On Joy.
Originally Published in Ardent Magazine in July of 2021. See the full magazine here.
When we think of joy, we think of the people, places, and things that bring it to us. Of all the cracks in the world made evident by the last 18 months that we've shared, the masked fragility of the human spirit is perhaps the one we should be paying the most attention to. Never before have we been forced to reckon with how close we are to breaking as both a society and the individual creatures from which it is comprised. As strong as we like to think we are, we are also imbued with a cosmic softness, the capacity of which is truly unknowable. As abysmal as it is profound, our emotional complexity is the result of evolutionary forces outside of our control. Thanks to millions of years of unintentional yet wholly strategic mutation, we are only as magnificent as we are pathetic.

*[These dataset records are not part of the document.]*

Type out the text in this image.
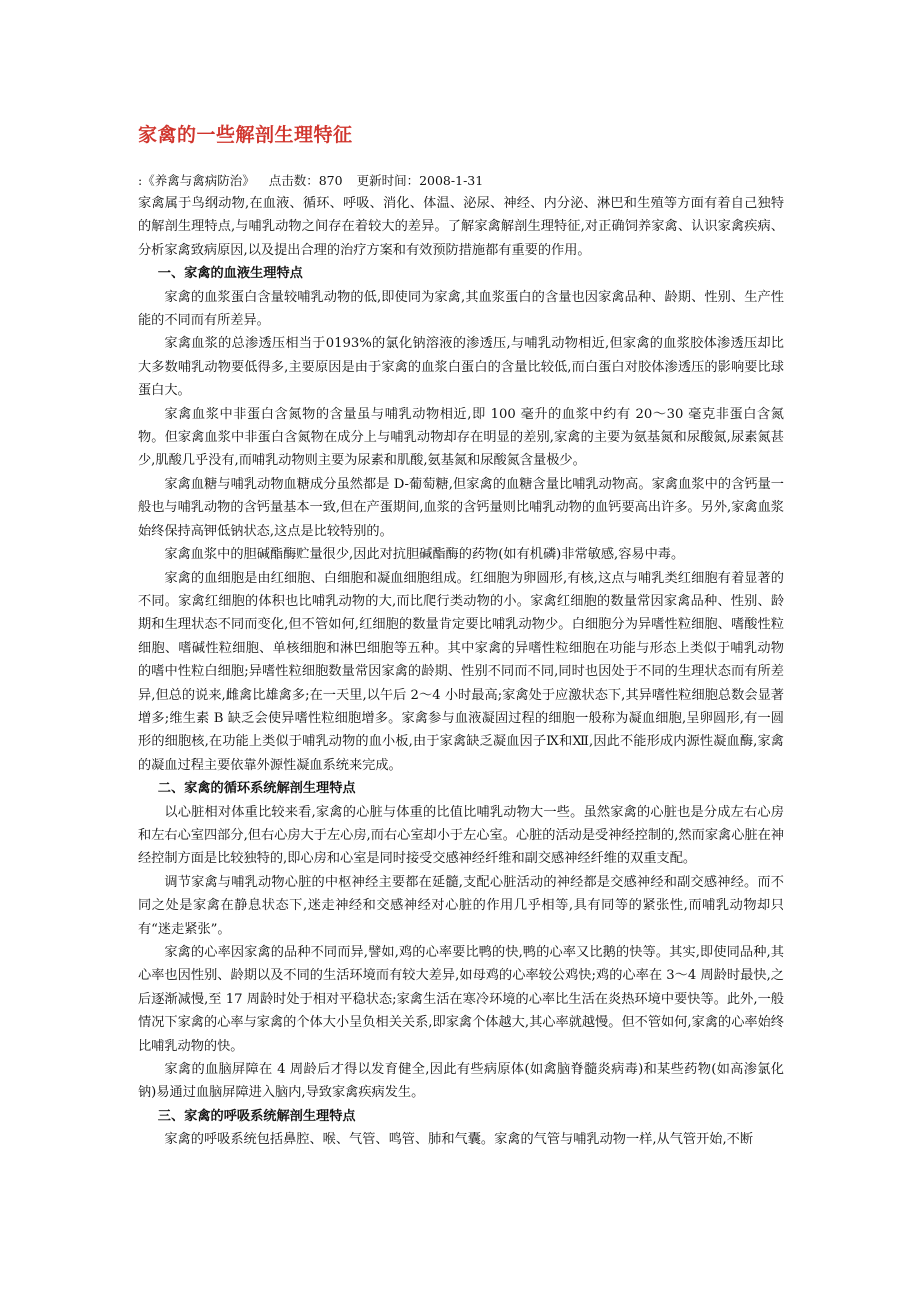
家禽的一些解剖生理特征
:《养禽与禽病防治》 点击数：870 更新时间：2008-1-31

家禽属于鸟纲动物,在血液、循环、呼吸、消化、体温、泌尿、神经、内分泌、淋巴和生殖等方面有着自己独特的解剖生理特点,与哺乳动物之间存在着较大的差异。了解家禽解剖生理特征,对正确饲养家禽、认识家禽疾病、分析家禽致病原因,以及提出合理的治疗方案和有效预防措施都有重要的作用。

一、家禽的血液生理特点

家禽的血浆蛋白含量较哺乳动物的低,即使同为家禽,其血浆蛋白的含量也因家禽品种、龄期、性别、生产性能的不同而有所差异。

家禽血浆的总渗透压相当于0193%的氯化钠溶液的渗透压,与哺乳动物相近,但家禽的血浆胶体渗透压却比大多数哺乳动物要低得多,主要原因是由于家禽的血浆白蛋白的含量比较低,而白蛋白对胶体渗透压的影响要比球蛋白大。

家禽血浆中非蛋白含氮物的含量虽与哺乳动物相近,即 100 毫升的血浆中约有 20～30 毫克非蛋白含氮物。但家禽血浆中非蛋白含氮物在成分上与哺乳动物却存在明显的差别,家禽的主要为氨基氮和尿酸氮,尿素氮甚少,肌酸几乎没有,而哺乳动物则主要为尿素和肌酸,氨基氮和尿酸氮含量极少。

家禽血糖与哺乳动物血糖成分虽然都是 D-葡萄糖,但家禽的血糖含量比哺乳动物高。家禽血浆中的含钙量一般也与哺乳动物的含钙量基本一致,但在产蛋期间,血浆的含钙量则比哺乳动物的血钙要高出许多。另外,家禽血浆始终保持高钾低钠状态,这点是比较特别的。

家禽血浆中的胆碱酯酶贮量很少,因此对抗胆碱酯酶的药物(如有机磷)非常敏感,容易中毒。

家禽的血细胞是由红细胞、白细胞和凝血细胞组成。红细胞为卵圆形,有核,这点与哺乳类红细胞有着显著的不同。家禽红细胞的体积也比哺乳动物的大,而比爬行类动物的小。家禽红细胞的数量常因家禽品种、性别、龄期和生理状态不同而变化,但不管如何,红细胞的数量肯定要比哺乳动物少。白细胞分为异嗜性粒细胞、嗜酸性粒细胞、嗜碱性粒细胞、单核细胞和淋巴细胞等五种。其中家禽的异嗜性粒细胞在功能与形态上类似于哺乳动物的嗜中性粒白细胞;异嗜性粒细胞数量常因家禽的龄期、性别不同而不同,同时也因处于不同的生理状态而有所差异,但总的说来,雌禽比雄禽多;在一天里,以午后 2～4 小时最高;家禽处于应激状态下,其异嗜性粒细胞总数会显著增多;维生素 B 缺乏会使异嗜性粒细胞增多。家禽参与血液凝固过程的细胞一般称为凝血细胞,呈卵圆形,有一圆形的细胞核,在功能上类似于哺乳动物的血小板,由于家禽缺乏凝血因子Ⅸ和Ⅻ,因此不能形成内源性凝血酶,家禽的凝血过程主要依靠外源性凝血系统来完成。

二、家禽的循环系统解剖生理特点

以心脏相对体重比较来看,家禽的心脏与体重的比值比哺乳动物大一些。虽然家禽的心脏也是分成左右心房和左右心室四部分,但右心房大于左心房,而右心室却小于左心室。心脏的活动是受神经控制的,然而家禽心脏在神经控制方面是比较独特的,即心房和心室是同时接受交感神经纤维和副交感神经纤维的双重支配。

调节家禽与哺乳动物心脏的中枢神经主要都在延髓,支配心脏活动的神经都是交感神经和副交感神经。而不同之处是家禽在静息状态下,迷走神经和交感神经对心脏的作用几乎相等,具有同等的紧张性,而哺乳动物却只有“迷走紧张”。

家禽的心率因家禽的品种不同而异,譬如,鸡的心率要比鸭的快,鸭的心率又比鹅的快等。其实,即使同品种,其心率也因性别、龄期以及不同的生活环境而有较大差异,如母鸡的心率较公鸡快;鸡的心率在 3～4 周龄时最快,之后逐渐减慢,至 17 周龄时处于相对平稳状态;家禽生活在寒冷环境的心率比生活在炎热环境中要快等。此外,一般情况下家禽的心率与家禽的个体大小呈负相关关系,即家禽个体越大,其心率就越慢。但不管如何,家禽的心率始终比哺乳动物的快。

家禽的血脑屏障在 4 周龄后才得以发育健全,因此有些病原体(如禽脑脊髓炎病毒)和某些药物(如高渗氯化钠)易通过血脑屏障进入脑内,导致家禽疾病发生。

三、家禽的呼吸系统解剖生理特点

家禽的呼吸系统包括鼻腔、喉、气管、鸣管、肺和气囊。家禽的气管与哺乳动物一样,从气管开始,不断
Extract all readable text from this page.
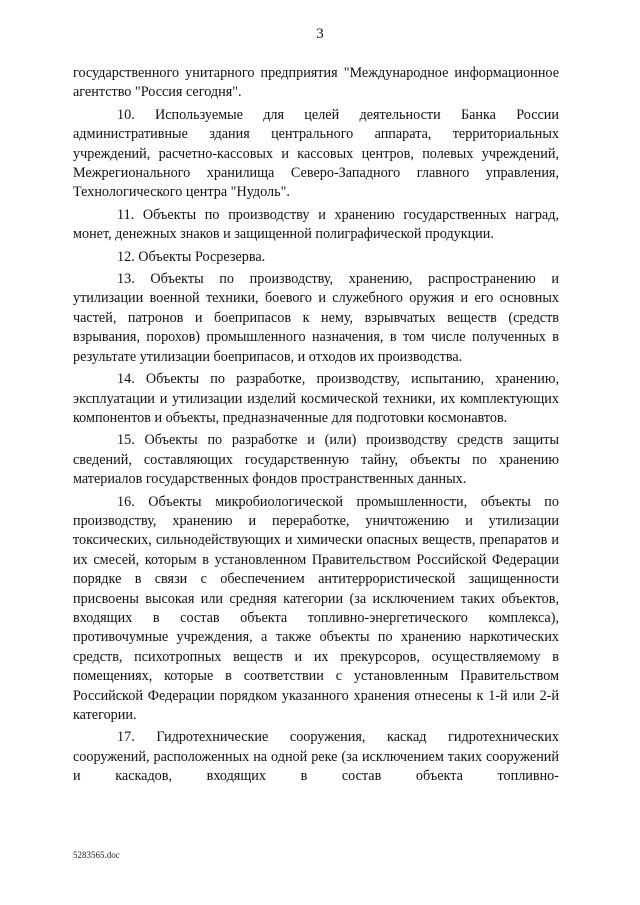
3

государственного унитарного предприятия "Международное информационное агентство "Россия сегодня".

10. Используемые для целей деятельности Банка России административные здания центрального аппарата, территориальных учреждений, расчетно-кассовых и кассовых центров, полевых учреждений, Межрегионального хранилища Северо-Западного главного управления, Технологического центра "Нудоль".

11. Объекты по производству и хранению государственных наград, монет, денежных знаков и защищенной полиграфической продукции.

12. Объекты Росрезерва.

13. Объекты по производству, хранению, распространению и утилизации военной техники, боевого и служебного оружия и его основных частей, патронов и боеприпасов к нему, взрывчатых веществ (средств взрывания, порохов) промышленного назначения, в том числе полученных в результате утилизации боеприпасов, и отходов их производства.

14. Объекты по разработке, производству, испытанию, хранению, эксплуатации и утилизации изделий космической техники, их комплектующих компонентов и объекты, предназначенные для подготовки космонавтов.

15. Объекты по разработке и (или) производству средств защиты сведений, составляющих государственную тайну, объекты по хранению материалов государственных фондов пространственных данных.

16. Объекты микробиологической промышленности, объекты по производству, хранению и переработке, уничтожению и утилизации токсических, сильнодействующих и химически опасных веществ, препаратов и их смесей, которым в установленном Правительством Российской Федерации порядке в связи с обеспечением антитеррористической защищенности присвоены высокая или средняя категории (за исключением таких объектов, входящих в состав объекта топливно-энергетического комплекса), противочумные учреждения, а также объекты по хранению наркотических средств, психотропных веществ и их прекурсоров, осуществляемому в помещениях, которые в соответствии с установленным Правительством Российской Федерации порядком указанного хранения отнесены к 1-й или 2-й категории.

17. Гидротехнические сооружения, каскад гидротехнических сооружений, расположенных на одной реке (за исключением таких сооружений и каскадов, входящих в состав объекта топливно-

5283565.doc
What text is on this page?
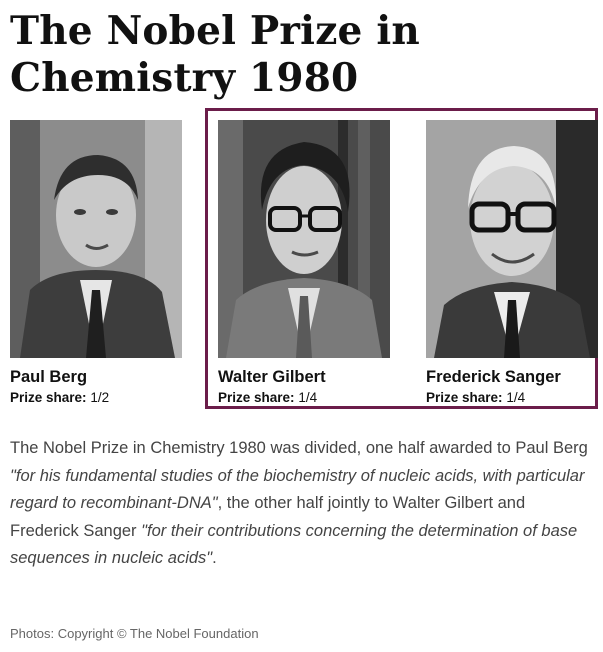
The Nobel Prize in
Chemistry 1980
Paul Berg
Prize share: 1/2
Walter Gilbert
Prize share: 1/4
Frederick Sanger
Prize share: 1/4

The Nobel Prize in Chemistry 1980 was divided, one half awarded to Paul Berg "for his fundamental studies of the biochemistry of nucleic acids, with particular regard to recombinant-DNA", the other half jointly to Walter Gilbert and Frederick Sanger "for their contributions concerning the determination of base sequences in nucleic acids".

Photos: Copyright © The Nobel Foundation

I often think back to my childhood, to the days in which my excitement couldn't be physically contained. I remember throwing the full weight of my body at my parents when they'd pick me up from daycare. I remember finding out on the last day of the second grade that my best friend and I would be in the same class the following school year. I remember how we held hands and spun in circles until the inertia of our excitement made me vomit. I remember the full-body sensation leading up to my first kiss, only dispersing to make way for confusion as I realized I actually had no idea what we were supposed to be doing with our tongues. When we're young, joy lives closer to the surface, in the folds between our facia, the part of our body that quite literally holds the rest of us in place. As we get older, it retreats inward, digging its way through the various layers of who we are until it finds something solid and stable enough to root into.
Growing up in this world, with any level of awareness, brings with it so many opportunities for grief, so many involuntary excursions into the darkness. With each enemy incursion into the sanctum in which our joy has made itself at home, we run the risk of being ruined. We're made to believe that joy is light and airy, that it exists free from the heaviness that life brings with it. I find so much in the world that brings me to my knees, so many deeply human corners of this place that we share, but my joys are neither light nor airy. They are, instead, dark and grounded, like most of my favorite songs and people. I cannot overstate the reverence that I have for all that brings light into this world, but I have to find my joy on my own. I haven't found it floating across the sky, riding a cloud like a prayer sung into the ether. My joy has been found on my hands and knees, howling into the dirt and waiting for it to howl back. I've had to dig deep, wading through the darkness with my fingers outstretched, bumping into seemingly familiar monuments to my own shadow.
Joy seems easy to explain, but the actual feeling of it defies vocabulary. It's like trying to describe a smell without comparing it to something else. Maybe it's the absence of grief and having the strength to keep my head above water for long enough not to feel like I'm drowning. Maybe it's shared belly laughter and the way that my bones open up when I dance. Maybe it's the simple softness of a shared meal in a place that feels like home or in the gasp of a lover after an unexpected orgasm. Maybe it's simply feeling ok in a world that won't stop setting itself on fire. I don't need to know what joy is to know where I find it, though I'm pretty sure it finds me. Tried and true, I am always the best version of myself when I'm out in the wild, chasing things that make me feel small. Maybe what I'm actually chasing is joy, and perhaps joy, for me, is being made to feel small in a world so massive that I have a hard time feeling like I'm a part of it at all.